Владимир Высоцкий лично пожелал мне – двухлетнему мальцу – счастья.
И как-то я повязывал пионерский галстук главе ленинградского обкома Романову.
Всё правда!
А теперь я начну выдумывать. А как рассказать о себе без домыслов? Будет скучно.

«Час зачатья я помню не точно...»
--------------------
Дети обычно рождаются весной. Потому что летом отпуск, и одни будущие родители становятся безалабернее, а другие наоборот, специально подгадывают, чтоб первые месяцы жизни ребенка выпали не на гриппозные осень и зиму, а на фрукты ягоды. Сам мелкий их еще жевать не сможет, но кормящей матери витамины пригодятся.
Ну вот в моем классе осенью праздновался только один день рождения. Зимой два. Остальные по весне. Меня к примеру зачали в начале июля. На Северном Кавказе. Предположительно в Кисловодске. Зачали там, а родили в Питере. Мама вымыла коммунальную кухню и коридор, как раз наша очередь была, отдохнула с полчасика, и решила что пора двигаться. Пешочком. Так полезнее. Роддом номер один, что на 14-ой линии всего в двух кварталах, но роды поздние первые и мама решила прогуляться до клинники Отто. Так надежнее.

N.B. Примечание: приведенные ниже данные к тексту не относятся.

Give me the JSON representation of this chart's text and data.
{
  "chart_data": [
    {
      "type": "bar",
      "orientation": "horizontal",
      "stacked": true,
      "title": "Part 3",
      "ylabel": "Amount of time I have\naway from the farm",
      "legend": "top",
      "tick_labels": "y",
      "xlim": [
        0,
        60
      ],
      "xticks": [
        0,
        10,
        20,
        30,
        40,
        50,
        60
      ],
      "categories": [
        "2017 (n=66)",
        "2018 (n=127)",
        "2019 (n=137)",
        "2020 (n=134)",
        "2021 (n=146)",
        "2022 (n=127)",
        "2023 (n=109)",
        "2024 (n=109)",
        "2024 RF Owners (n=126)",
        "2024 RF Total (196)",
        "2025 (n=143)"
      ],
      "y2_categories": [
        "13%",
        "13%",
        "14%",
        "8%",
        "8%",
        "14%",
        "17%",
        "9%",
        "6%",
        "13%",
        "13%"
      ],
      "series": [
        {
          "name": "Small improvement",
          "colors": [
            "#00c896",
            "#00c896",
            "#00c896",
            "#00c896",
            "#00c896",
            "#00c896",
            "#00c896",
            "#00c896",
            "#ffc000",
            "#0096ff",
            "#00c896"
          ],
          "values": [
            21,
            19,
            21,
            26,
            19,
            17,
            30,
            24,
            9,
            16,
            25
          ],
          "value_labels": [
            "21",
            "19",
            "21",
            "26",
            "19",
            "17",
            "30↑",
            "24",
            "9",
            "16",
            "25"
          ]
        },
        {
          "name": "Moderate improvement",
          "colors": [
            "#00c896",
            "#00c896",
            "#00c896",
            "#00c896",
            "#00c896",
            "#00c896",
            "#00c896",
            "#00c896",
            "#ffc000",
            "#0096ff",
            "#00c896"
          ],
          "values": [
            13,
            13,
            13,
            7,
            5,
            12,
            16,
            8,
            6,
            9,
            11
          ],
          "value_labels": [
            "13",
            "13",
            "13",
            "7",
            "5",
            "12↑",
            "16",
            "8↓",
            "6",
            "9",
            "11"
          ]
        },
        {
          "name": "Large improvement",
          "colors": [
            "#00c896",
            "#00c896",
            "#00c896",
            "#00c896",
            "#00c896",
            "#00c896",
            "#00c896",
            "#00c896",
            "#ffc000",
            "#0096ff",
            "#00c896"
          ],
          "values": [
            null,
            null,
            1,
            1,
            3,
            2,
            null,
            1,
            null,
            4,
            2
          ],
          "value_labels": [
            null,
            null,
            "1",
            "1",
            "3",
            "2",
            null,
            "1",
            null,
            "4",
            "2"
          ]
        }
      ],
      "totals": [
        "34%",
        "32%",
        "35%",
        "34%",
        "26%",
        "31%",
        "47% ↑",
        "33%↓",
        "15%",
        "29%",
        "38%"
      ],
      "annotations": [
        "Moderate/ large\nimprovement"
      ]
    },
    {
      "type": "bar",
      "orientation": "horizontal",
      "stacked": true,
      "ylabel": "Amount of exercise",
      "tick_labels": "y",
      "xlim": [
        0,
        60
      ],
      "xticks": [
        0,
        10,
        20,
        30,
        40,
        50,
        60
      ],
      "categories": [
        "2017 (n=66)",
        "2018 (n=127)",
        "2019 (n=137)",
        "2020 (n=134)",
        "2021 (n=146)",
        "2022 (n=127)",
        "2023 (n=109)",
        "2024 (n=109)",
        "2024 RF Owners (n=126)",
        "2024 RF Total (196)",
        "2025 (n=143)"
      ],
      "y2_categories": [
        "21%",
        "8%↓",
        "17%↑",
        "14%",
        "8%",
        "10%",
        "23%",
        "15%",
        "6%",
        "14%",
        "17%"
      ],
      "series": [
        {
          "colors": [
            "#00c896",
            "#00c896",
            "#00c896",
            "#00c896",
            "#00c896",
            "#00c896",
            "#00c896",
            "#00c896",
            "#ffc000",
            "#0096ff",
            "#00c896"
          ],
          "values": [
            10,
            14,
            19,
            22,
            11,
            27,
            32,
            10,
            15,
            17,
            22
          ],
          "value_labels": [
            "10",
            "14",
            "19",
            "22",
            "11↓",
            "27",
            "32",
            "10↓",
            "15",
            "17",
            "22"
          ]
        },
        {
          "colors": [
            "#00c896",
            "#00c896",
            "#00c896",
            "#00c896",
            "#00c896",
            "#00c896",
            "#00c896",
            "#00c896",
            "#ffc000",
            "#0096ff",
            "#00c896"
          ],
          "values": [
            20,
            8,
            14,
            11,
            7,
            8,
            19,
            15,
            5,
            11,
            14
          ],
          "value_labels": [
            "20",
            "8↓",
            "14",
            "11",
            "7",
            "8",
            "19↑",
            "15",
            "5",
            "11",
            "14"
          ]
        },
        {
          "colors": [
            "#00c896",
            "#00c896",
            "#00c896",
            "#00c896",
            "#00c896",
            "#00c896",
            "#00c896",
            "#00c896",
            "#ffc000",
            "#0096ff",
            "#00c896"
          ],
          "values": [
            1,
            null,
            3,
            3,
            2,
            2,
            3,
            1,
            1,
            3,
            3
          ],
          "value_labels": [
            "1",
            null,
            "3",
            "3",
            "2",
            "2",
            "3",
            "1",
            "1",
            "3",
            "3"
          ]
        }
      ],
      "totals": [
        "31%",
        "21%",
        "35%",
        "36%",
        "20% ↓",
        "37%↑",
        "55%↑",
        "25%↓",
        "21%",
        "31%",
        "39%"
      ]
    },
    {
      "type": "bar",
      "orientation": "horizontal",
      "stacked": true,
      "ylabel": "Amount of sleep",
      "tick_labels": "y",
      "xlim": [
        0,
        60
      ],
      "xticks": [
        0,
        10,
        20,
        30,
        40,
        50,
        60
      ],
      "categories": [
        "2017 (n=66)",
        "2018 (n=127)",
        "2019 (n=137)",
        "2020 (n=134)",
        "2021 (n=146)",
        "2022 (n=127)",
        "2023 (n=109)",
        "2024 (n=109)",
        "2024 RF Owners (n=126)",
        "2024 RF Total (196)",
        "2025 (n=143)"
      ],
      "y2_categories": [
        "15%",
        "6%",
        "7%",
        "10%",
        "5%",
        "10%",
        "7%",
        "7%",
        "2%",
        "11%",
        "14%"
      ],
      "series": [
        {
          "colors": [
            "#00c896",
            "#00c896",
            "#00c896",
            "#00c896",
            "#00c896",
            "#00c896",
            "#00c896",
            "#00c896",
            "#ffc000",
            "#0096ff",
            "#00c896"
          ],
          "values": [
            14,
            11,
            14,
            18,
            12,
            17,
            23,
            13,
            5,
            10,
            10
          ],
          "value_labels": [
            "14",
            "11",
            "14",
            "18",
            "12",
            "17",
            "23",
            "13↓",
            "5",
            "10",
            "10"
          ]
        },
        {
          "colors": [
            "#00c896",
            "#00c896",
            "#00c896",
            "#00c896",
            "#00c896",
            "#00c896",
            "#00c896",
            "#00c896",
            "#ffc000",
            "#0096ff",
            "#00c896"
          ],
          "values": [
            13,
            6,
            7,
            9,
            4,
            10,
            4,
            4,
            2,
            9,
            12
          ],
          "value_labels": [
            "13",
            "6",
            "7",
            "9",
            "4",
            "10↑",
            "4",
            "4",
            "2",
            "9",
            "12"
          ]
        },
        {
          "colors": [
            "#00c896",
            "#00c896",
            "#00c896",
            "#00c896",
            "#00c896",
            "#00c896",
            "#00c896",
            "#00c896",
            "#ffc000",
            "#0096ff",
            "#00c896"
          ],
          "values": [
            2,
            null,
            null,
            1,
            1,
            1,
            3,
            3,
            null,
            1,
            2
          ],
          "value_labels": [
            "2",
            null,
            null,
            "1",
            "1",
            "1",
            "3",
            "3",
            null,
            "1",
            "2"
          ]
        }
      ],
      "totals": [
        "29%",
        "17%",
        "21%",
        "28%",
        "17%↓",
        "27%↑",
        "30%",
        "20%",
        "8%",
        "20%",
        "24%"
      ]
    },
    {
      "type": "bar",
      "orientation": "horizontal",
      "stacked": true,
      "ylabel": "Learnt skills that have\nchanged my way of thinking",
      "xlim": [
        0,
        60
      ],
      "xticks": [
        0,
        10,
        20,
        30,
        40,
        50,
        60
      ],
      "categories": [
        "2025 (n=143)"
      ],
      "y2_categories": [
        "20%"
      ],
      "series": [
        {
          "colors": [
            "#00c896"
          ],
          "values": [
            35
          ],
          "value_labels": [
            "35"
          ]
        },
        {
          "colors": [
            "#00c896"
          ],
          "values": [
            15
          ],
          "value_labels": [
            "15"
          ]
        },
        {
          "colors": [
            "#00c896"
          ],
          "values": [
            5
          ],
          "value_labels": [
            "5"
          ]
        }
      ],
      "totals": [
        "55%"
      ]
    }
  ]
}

В приемный покой она заявилась к полуночи, в палате места еще н ебыло и ее разместили в коридоре, а через полтора часа, меня поймала на излете уже у самого пола случайно проходившая мимо акушерка. Я торопился к свету. Так что в самой родильной палате маме побывать не случилось, а я туда попал только когда уж сам становился отцом.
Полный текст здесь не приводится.